# HOWTO - Horário de Verão no gentoo

## natalizi

Segue um tutorial para atualizar o relógio do sistema para o horário de verão.

Utilizo o ntp-client para atualizar o relógio no boot, mas após o início do Horário de Verão no dia 14 de outubro a hora ficou desatualizada.

Achei esta dica em:

http://www.guiadohardware.net/comunidade/configurar-gnu/788260/#post3281192

1. verifique se tem instalado o pacote: sys-libs/timezone-data

2. Edite um arquivo de texto com a extensão .zic, contendo as linhas a seguir, de acordo com o seu fuso horário.

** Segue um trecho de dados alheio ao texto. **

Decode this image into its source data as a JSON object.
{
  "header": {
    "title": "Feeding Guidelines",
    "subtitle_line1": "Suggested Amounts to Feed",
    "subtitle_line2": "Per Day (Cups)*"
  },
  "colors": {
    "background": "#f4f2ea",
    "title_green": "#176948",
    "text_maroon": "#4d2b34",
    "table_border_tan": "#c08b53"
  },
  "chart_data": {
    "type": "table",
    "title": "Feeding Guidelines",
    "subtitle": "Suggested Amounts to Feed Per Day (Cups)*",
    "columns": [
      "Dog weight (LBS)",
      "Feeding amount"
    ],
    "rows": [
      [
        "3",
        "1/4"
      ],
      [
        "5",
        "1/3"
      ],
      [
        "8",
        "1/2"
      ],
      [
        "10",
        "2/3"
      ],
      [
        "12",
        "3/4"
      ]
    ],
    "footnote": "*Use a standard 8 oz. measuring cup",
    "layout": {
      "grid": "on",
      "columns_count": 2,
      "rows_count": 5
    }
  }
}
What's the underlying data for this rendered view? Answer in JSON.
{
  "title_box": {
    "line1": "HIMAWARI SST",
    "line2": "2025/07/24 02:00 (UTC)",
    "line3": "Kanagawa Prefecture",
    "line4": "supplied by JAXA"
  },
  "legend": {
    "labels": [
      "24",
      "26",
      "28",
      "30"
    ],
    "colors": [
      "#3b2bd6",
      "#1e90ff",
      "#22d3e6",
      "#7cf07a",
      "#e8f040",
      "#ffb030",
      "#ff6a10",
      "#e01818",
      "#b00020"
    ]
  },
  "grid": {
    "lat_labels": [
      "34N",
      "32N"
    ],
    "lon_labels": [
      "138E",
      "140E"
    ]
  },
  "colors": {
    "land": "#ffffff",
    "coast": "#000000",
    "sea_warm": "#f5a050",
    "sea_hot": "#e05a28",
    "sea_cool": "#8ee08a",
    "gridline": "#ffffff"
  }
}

Faça as adaptações que julgar necessárias, trocando nomes ou fusos:

```
Rule Brazil 2007 only - Oct 14 00:00 1 S

Rule Brazil 2008 only - Feb 17 00:00 0 -

Zone Brazil/Brasilia -3:00 Brazil BR%sT
```

As 2 primeiras linhas, que começam com "Rule", definem a mudança de hora no início e no fim do horário de verão.

Também deve haver pelo menos uma linha começando com "Zone", que irá definir um fuso horário em /usr/share/zoneinfo.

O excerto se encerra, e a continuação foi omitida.